Drawings revive Stratonikeia ancient city in western Turkey
MUĞLAFindings unearthed at the ancient city of Stratonikeia in the southwestern province of Muğla, as well as the structures to be restored there, are being revived through special drawings made by an excavation painter.
Stratonikeia, located in Muğla’s Yatağan district, was home to many civilizations throughout its history and is on the UNESCO World Heritage Temporary List as one of the largest marble cities in the world. Excavations have been continuing there since 1977.

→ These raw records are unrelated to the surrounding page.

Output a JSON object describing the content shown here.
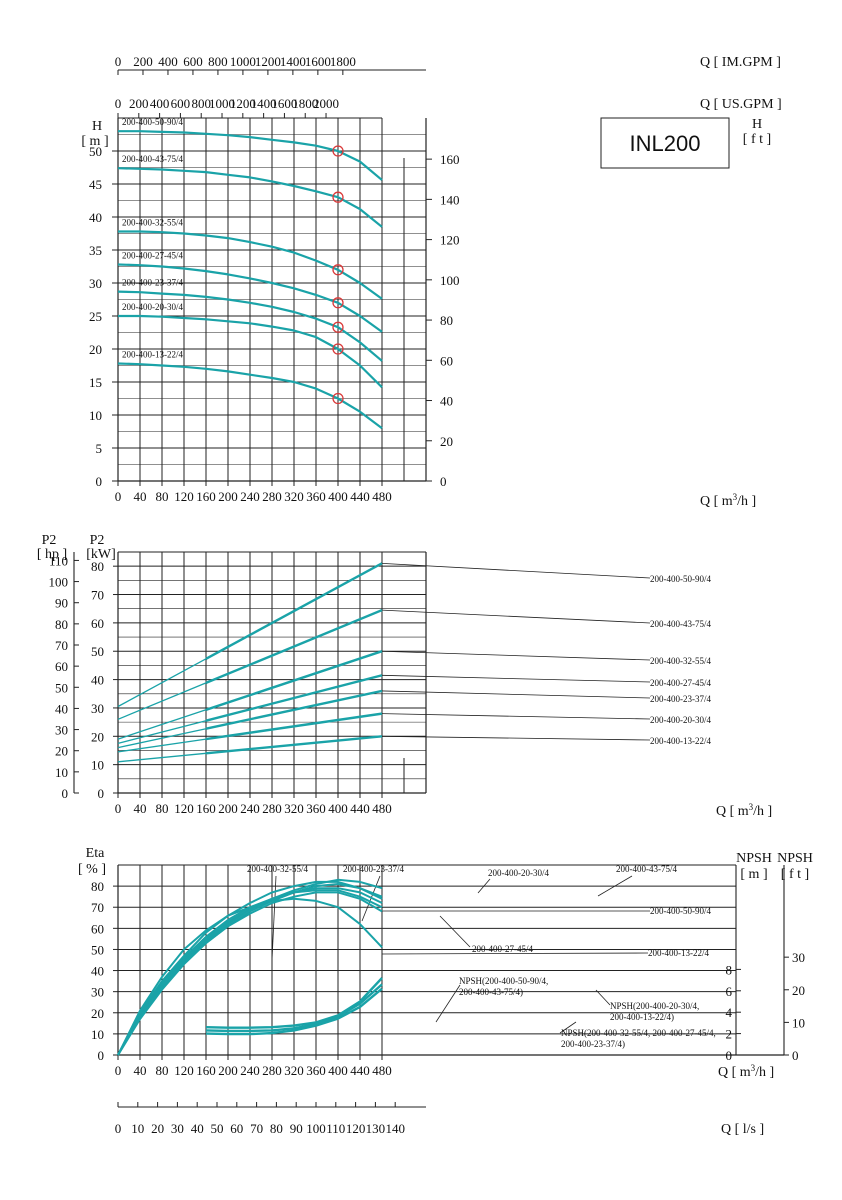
{
  "chart_data": [
    {
      "type": "line",
      "title": "INL200",
      "flow_axes": {
        "im_gpm": {
          "label": "Q [ IM.GPM ]",
          "ticks": [
            0,
            200,
            400,
            600,
            800,
            1000,
            1200,
            1400,
            1600,
            1800
          ]
        },
        "us_gpm": {
          "label": "Q [ US.GPM ]",
          "ticks": [
            0,
            200,
            400,
            600,
            800,
            1000,
            1200,
            1400,
            1600,
            1800,
            2000
          ]
        },
        "m3h": {
          "label": "Q [ m³/h ]",
          "ticks": [
            0,
            40,
            80,
            120,
            160,
            200,
            240,
            280,
            320,
            360,
            400,
            440,
            480
          ]
        }
      },
      "xlim": [
        0,
        560
      ],
      "ylabel_left": {
        "symbol": "H",
        "unit": "[ m ]"
      },
      "ylabel_right": {
        "symbol": "H",
        "unit": "[ f t ]"
      },
      "ylim": [
        0,
        55
      ],
      "y_ticks_left": [
        0,
        5,
        10,
        15,
        20,
        25,
        30,
        35,
        40,
        45,
        50
      ],
      "y_ticks_right": [
        0,
        20,
        40,
        60,
        80,
        100,
        120,
        140,
        160
      ],
      "x": [
        0,
        40,
        80,
        120,
        160,
        200,
        240,
        280,
        320,
        360,
        400,
        440,
        480
      ],
      "series": [
        {
          "name": "200-400-50-90/4",
          "values": [
            53,
            53,
            52.9,
            52.8,
            52.6,
            52.4,
            52.1,
            51.7,
            51.3,
            50.8,
            50.0,
            48.4,
            45.6
          ]
        },
        {
          "name": "200-400-43-75/4",
          "values": [
            47.4,
            47.3,
            47.2,
            47.0,
            46.8,
            46.4,
            46.0,
            45.4,
            44.7,
            43.9,
            43.0,
            41.2,
            38.5
          ]
        },
        {
          "name": "200-400-32-55/4",
          "values": [
            37.8,
            37.8,
            37.7,
            37.5,
            37.2,
            36.8,
            36.2,
            35.5,
            34.6,
            33.4,
            32.0,
            30.0,
            27.6
          ]
        },
        {
          "name": "200-400-27-45/4",
          "values": [
            32.8,
            32.7,
            32.5,
            32.2,
            31.8,
            31.3,
            30.7,
            30.0,
            29.2,
            28.2,
            27.0,
            25.0,
            22.6
          ]
        },
        {
          "name": "200-400-23-37/4",
          "values": [
            28.7,
            28.6,
            28.4,
            28.2,
            27.9,
            27.5,
            27.0,
            26.4,
            25.6,
            24.6,
            23.3,
            21.0,
            18.2
          ]
        },
        {
          "name": "200-400-20-30/4",
          "values": [
            25.0,
            25.0,
            24.9,
            24.7,
            24.5,
            24.2,
            23.9,
            23.4,
            22.8,
            21.8,
            20.0,
            17.5,
            14.2
          ]
        },
        {
          "name": "200-400-13-22/4",
          "values": [
            17.8,
            17.7,
            17.5,
            17.3,
            17.0,
            16.6,
            16.1,
            15.6,
            15.0,
            14.0,
            12.5,
            10.5,
            8.0
          ]
        }
      ],
      "markers": [
        {
          "series": "200-400-50-90/4",
          "x": 400,
          "y": 50.0
        },
        {
          "series": "200-400-43-75/4",
          "x": 400,
          "y": 43.0
        },
        {
          "series": "200-400-32-55/4",
          "x": 400,
          "y": 32.0
        },
        {
          "series": "200-400-27-45/4",
          "x": 400,
          "y": 27.0
        },
        {
          "series": "200-400-23-37/4",
          "x": 400,
          "y": 23.3
        },
        {
          "series": "200-400-20-30/4",
          "x": 400,
          "y": 20.0
        },
        {
          "series": "200-400-13-22/4",
          "x": 400,
          "y": 12.5
        }
      ],
      "grid": true
    },
    {
      "type": "line",
      "title": "",
      "ylabel_left": {
        "symbol": "P2",
        "unit": "[ hp ]"
      },
      "ylabel_right": {
        "symbol": "P2",
        "unit": "[kW]"
      },
      "kw_ticks": [
        0,
        10,
        20,
        30,
        40,
        50,
        60,
        70,
        80
      ],
      "hp_ticks": [
        0,
        10,
        20,
        30,
        40,
        50,
        60,
        70,
        80,
        90,
        100,
        110
      ],
      "ylim": [
        0,
        85
      ],
      "xlim": [
        0,
        560
      ],
      "x_ticks": [
        0,
        40,
        80,
        120,
        160,
        200,
        240,
        280,
        320,
        360,
        400,
        440,
        480
      ],
      "xlabel": "Q [ m³/h ]",
      "series": [
        {
          "name": "200-400-50-90/4",
          "x": [
            0,
            480
          ],
          "values": [
            30.5,
            81.0
          ]
        },
        {
          "name": "200-400-43-75/4",
          "x": [
            0,
            480
          ],
          "values": [
            26.0,
            64.5
          ]
        },
        {
          "name": "200-400-32-55/4",
          "x": [
            0,
            480
          ],
          "values": [
            19.0,
            50.0
          ]
        },
        {
          "name": "200-400-27-45/4",
          "x": [
            0,
            480
          ],
          "values": [
            17.5,
            41.5
          ]
        },
        {
          "name": "200-400-23-37/4",
          "x": [
            0,
            480
          ],
          "values": [
            16.0,
            36.0
          ]
        },
        {
          "name": "200-400-20-30/4",
          "x": [
            0,
            480
          ],
          "values": [
            14.5,
            28.0
          ]
        },
        {
          "name": "200-400-13-22/4",
          "x": [
            0,
            480
          ],
          "values": [
            11.0,
            20.0
          ]
        }
      ],
      "grid": true
    },
    {
      "type": "line",
      "title": "",
      "ylabel_left": {
        "symbol": "Eta",
        "unit": "[ % ]"
      },
      "npsh_m": {
        "symbol": "NPSH",
        "unit": "[ m ]",
        "ticks": [
          0,
          2,
          4,
          6,
          8
        ]
      },
      "npsh_ft": {
        "symbol": "NPSH",
        "unit": "[ f t ]",
        "ticks": [
          0,
          10,
          20,
          30
        ]
      },
      "eta_ticks": [
        0,
        10,
        20,
        30,
        40,
        50,
        60,
        70,
        80
      ],
      "ylim": [
        0,
        90
      ],
      "xlim": [
        0,
        560
      ],
      "x_ticks": [
        0,
        40,
        80,
        120,
        160,
        200,
        240,
        280,
        320,
        360,
        400,
        440,
        480
      ],
      "xlabel": "Q [ m³/h ]",
      "efficiency_series": [
        {
          "name": "200-400-32-55/4",
          "x": [
            0,
            40,
            80,
            120,
            160,
            200,
            240,
            280,
            320,
            360,
            400,
            440,
            480
          ],
          "values": [
            0,
            19,
            34,
            46,
            56,
            64,
            70,
            74,
            77,
            78,
            78,
            75,
            70
          ]
        },
        {
          "name": "200-400-23-37/4",
          "x": [
            0,
            40,
            80,
            120,
            160,
            200,
            240,
            280,
            320,
            360,
            400,
            440,
            480
          ],
          "values": [
            0,
            19,
            33,
            45,
            55,
            63,
            69,
            74,
            77,
            79,
            79,
            77,
            72
          ]
        },
        {
          "name": "200-400-20-30/4",
          "x": [
            0,
            40,
            80,
            120,
            160,
            200,
            240,
            280,
            320,
            360,
            400,
            440,
            480
          ],
          "values": [
            0,
            20,
            35,
            47,
            58,
            66,
            72,
            77,
            80,
            82,
            82,
            79,
            74
          ]
        },
        {
          "name": "200-400-43-75/4",
          "x": [
            0,
            40,
            80,
            120,
            160,
            200,
            240,
            280,
            320,
            360,
            400,
            440,
            480
          ],
          "values": [
            0,
            18,
            32,
            44,
            54,
            62,
            69,
            74,
            78,
            81,
            83,
            82,
            79
          ]
        },
        {
          "name": "200-400-27-45/4",
          "x": [
            0,
            40,
            80,
            120,
            160,
            200,
            240,
            280,
            320,
            360,
            400,
            440,
            480
          ],
          "values": [
            0,
            18,
            32,
            44,
            53,
            61,
            67,
            72,
            75,
            77,
            77,
            74,
            68
          ]
        },
        {
          "name": "200-400-50-90/4",
          "x": [
            0,
            40,
            80,
            120,
            160,
            200,
            240,
            280,
            320,
            360,
            400,
            440,
            480
          ],
          "values": [
            0,
            17,
            31,
            43,
            53,
            61,
            68,
            73,
            77,
            80,
            81,
            79,
            75
          ]
        },
        {
          "name": "200-400-13-22/4",
          "x": [
            0,
            40,
            80,
            120,
            160,
            200,
            240,
            280,
            320,
            360,
            400,
            440,
            480
          ],
          "values": [
            0,
            21,
            37,
            50,
            59,
            66,
            70,
            73,
            74,
            73,
            70,
            62,
            51
          ]
        }
      ],
      "npsh_series": [
        {
          "name": "NPSH(200-400-50-90/4, 200-400-43-75/4)",
          "x": [
            160,
            200,
            240,
            280,
            320,
            360,
            400,
            440,
            480
          ],
          "values": [
            2.6,
            2.55,
            2.55,
            2.6,
            2.75,
            3.05,
            3.7,
            5.0,
            7.2
          ]
        },
        {
          "name": "NPSH(200-400-20-30/4, 200-400-13-22/4)",
          "x": [
            160,
            200,
            240,
            280,
            320,
            360,
            400,
            440,
            480
          ],
          "values": [
            2.3,
            2.25,
            2.25,
            2.3,
            2.5,
            2.9,
            3.6,
            4.8,
            6.6
          ]
        },
        {
          "name": "NPSH(200-400-32-55/4, 200-400-27-45/4, 200-400-23-37/4)",
          "x": [
            160,
            200,
            240,
            280,
            320,
            360,
            400,
            440,
            480
          ],
          "values": [
            2.0,
            1.95,
            1.95,
            2.05,
            2.3,
            2.75,
            3.4,
            4.5,
            6.2
          ]
        }
      ],
      "series_labels": {
        "label_32_55": "200-400-32-55/4",
        "label_23_37": "200-400-23-37/4",
        "label_20_30": "200-400-20-30/4",
        "label_43_75": "200-400-43-75/4",
        "label_50_90": "200-400-50-90/4",
        "label_27_45": "200-400-27-45/4",
        "label_13_22": "200-400-13-22/4",
        "npsh_a_1": "NPSH(200-400-50-90/4,",
        "npsh_a_2": "200-400-43-75/4)",
        "npsh_b_1": "NPSH(200-400-20-30/4,",
        "npsh_b_2": "200-400-13-22/4)",
        "npsh_c_1": "NPSH(200-400-32-55/4, 200-400-27-45/4,",
        "npsh_c_2": "200-400-23-37/4)"
      },
      "grid": true
    },
    {
      "type": "axis",
      "label": "Q [ l/s ]",
      "ticks": [
        0,
        10,
        20,
        30,
        40,
        50,
        60,
        70,
        80,
        90,
        100,
        110,
        120,
        130,
        140
      ]
    }
  ],
  "colors": {
    "curve": "#1aa3a8",
    "grid": "#222222",
    "marker": "#d93a3a"
  }
}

Aydın Erkuş, who is working as an excavation painter in the ancient city, said he has also been working on the restoration of old Greek and Ottoman residences in Istanbul’s Beyoğlu district. Among his work in Istanbul is the restoration of the Osman Hamdi Bey Mansion back in 2007, and since then he has been working on architectural restoration projects as an excavation painter.

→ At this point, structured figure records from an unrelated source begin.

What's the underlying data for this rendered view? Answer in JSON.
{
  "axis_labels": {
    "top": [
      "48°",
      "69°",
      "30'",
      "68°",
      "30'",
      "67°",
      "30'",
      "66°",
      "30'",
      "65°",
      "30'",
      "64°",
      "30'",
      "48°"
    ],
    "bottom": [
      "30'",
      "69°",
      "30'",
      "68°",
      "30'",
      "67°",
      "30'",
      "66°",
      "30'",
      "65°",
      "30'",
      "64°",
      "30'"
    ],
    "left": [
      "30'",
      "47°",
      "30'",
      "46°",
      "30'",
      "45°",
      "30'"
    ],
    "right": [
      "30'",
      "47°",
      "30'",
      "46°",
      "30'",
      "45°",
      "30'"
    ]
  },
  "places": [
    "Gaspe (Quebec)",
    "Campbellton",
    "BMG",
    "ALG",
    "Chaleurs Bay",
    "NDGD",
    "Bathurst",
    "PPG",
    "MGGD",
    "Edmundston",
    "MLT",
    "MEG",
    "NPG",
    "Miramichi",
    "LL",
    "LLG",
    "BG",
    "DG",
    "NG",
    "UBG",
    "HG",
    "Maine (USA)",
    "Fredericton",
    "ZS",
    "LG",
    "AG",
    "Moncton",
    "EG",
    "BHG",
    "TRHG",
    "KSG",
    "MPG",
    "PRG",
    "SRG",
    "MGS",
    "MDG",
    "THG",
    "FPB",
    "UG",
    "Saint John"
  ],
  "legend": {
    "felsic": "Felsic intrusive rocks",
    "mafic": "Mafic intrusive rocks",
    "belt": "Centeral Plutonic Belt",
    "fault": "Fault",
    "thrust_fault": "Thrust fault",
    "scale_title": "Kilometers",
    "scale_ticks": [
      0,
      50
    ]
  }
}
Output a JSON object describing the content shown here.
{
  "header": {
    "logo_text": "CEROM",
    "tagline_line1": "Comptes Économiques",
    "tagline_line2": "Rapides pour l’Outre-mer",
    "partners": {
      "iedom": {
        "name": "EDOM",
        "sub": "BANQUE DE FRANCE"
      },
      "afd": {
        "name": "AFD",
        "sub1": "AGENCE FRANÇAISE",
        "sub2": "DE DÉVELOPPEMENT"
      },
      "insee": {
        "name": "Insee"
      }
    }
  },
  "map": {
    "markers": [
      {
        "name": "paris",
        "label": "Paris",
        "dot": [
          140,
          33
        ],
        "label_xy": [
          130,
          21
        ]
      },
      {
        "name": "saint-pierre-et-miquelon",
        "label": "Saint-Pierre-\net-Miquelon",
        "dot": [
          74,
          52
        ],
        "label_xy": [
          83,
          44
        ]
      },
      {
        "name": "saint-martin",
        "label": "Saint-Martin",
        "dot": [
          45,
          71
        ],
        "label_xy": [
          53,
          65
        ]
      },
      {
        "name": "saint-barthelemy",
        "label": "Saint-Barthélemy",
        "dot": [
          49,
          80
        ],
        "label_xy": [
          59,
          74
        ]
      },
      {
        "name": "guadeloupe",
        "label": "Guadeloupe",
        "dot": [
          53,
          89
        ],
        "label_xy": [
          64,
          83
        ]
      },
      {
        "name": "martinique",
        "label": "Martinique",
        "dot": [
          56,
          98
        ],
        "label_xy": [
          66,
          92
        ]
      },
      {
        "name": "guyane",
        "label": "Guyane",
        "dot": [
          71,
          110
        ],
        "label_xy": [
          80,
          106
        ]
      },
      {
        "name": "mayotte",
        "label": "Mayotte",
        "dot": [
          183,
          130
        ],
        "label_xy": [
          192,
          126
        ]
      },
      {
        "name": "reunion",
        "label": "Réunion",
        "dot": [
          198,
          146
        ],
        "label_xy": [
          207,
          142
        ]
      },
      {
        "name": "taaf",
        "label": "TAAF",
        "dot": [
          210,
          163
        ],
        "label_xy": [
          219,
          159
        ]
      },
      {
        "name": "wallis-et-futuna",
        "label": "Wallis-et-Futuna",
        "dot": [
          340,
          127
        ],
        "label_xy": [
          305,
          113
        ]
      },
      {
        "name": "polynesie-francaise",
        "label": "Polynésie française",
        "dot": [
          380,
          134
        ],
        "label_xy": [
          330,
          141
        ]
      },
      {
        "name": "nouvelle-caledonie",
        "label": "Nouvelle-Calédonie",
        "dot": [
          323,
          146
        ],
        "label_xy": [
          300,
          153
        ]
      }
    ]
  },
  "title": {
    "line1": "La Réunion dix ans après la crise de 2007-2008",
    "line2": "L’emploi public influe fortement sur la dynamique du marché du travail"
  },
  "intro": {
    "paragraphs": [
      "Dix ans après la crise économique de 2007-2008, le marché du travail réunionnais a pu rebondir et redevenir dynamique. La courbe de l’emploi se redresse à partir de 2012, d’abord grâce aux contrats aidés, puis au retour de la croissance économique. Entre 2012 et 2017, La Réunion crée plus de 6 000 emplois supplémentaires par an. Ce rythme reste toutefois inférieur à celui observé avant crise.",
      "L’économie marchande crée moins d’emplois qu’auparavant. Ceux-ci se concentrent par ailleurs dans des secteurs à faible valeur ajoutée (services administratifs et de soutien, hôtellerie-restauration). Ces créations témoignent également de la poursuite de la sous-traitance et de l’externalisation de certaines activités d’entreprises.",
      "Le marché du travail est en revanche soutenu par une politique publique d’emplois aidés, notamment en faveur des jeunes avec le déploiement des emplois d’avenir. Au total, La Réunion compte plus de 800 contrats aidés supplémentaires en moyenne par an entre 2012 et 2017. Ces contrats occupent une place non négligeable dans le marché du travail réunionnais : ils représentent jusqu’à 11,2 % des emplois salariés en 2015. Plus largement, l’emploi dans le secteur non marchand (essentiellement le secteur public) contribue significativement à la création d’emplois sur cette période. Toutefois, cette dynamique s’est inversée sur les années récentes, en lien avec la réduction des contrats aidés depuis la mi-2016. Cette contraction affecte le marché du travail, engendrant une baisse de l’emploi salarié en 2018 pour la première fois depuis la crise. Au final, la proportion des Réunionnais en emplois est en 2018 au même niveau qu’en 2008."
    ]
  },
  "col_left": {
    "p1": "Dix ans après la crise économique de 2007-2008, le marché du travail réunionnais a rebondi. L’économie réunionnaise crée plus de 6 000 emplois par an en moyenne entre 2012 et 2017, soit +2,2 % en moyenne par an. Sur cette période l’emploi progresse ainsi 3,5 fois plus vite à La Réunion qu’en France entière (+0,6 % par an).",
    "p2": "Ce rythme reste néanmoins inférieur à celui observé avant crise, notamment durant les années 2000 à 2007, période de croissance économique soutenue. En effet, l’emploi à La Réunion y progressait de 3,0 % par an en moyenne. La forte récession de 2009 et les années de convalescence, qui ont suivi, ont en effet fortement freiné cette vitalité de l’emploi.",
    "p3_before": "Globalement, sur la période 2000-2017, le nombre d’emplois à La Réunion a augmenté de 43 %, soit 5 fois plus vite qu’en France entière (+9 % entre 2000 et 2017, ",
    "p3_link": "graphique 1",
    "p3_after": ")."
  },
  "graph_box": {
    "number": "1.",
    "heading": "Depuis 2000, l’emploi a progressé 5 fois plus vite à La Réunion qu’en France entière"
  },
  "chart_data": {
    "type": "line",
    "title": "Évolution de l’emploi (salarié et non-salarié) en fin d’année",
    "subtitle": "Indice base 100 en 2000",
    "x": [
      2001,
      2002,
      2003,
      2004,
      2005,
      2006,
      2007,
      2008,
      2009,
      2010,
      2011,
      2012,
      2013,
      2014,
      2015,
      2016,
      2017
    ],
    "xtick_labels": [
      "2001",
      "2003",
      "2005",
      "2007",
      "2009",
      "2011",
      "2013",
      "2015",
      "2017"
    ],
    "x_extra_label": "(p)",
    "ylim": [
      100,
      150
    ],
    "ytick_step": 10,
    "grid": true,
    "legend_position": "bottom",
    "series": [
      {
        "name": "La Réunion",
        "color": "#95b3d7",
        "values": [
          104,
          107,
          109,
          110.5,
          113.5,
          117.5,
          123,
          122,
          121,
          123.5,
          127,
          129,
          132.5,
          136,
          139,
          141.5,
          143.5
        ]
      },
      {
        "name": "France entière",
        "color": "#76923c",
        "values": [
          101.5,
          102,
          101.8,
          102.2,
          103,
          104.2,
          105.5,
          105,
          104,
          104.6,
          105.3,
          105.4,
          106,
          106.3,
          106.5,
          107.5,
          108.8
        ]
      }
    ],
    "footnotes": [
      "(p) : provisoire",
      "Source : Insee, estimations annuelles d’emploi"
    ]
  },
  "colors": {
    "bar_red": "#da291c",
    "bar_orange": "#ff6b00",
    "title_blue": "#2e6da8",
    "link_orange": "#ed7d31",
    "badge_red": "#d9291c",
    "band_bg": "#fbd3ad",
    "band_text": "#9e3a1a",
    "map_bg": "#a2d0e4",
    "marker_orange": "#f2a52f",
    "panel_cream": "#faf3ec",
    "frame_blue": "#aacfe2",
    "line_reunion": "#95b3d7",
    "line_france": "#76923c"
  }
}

“It is as if you are living in the past when making these drawings and listening to these stories. I feel like I’m travelling in history. It’s very enjoyable and exciting,” Erkuş said.
“In Stratonikeia I make reconstruction drawings and contribute to the restoration process. I work to complete the restoration projects of the structures and give attention to all details,” he added.
Erkuş said he had made the drawings of the historic bath and the houses that have been unearthed during excavations, as well as the Şaban Ağa Mosgue and the Ottoman-era stone roads. These drawings are also used in academic publications and presentations.
Giving life to structures
Before creating the drawings, Erkuş examines photos of the old structures and the head of the excavations gives him information about the period of the structures.
Visitors to the region get information about the structures and the life of the ancient city thanks to the drawings of various parts of the ancient city, he said.
“I have so far made nearly 800 drawings, including the surface surveys in the ancient cities of Stratonikeia and Lagina. I’ve also created around 600 figures to be used in the future in Stratonikeia,” Erkuş said.
The head of the Stratonikeia excavations, Professor Bilal Söğüt, said the city had been home to many civilizations including the Hellenistic, Roman, Byzantine, Anatolian beylics, Ottoman and Republican eras.
Notable pieces were during excavation and restoration works every year in the city, Söğüt added.
“Our excavation painter makes the drawings of these structures and visitors have the chance to see them in their original state thanks to these drawings,” he said.
Stratonikeia, a city in the interior of Caria, is located in the present-day village of Eskihisar. The first scientific excavations at the site began in 1977 under the direction of Professor Yusuf Boysal. Söğüt has been carrying out research, excavations and restoration work at the site since 2008.
The structures discovered in the city include fortification walls, a city gate with its monumental fountain, a colonnaded street, a gymnasium, a bouleuterion, a bath, a theater, a temple and a water structure. In addition, a bath from the Emirates Period (14th-15th century A.D.), a mosque from the 19th and the 20th centuries, a coffeehouse and a number of dwellings, streets, shops and fountains can be found there.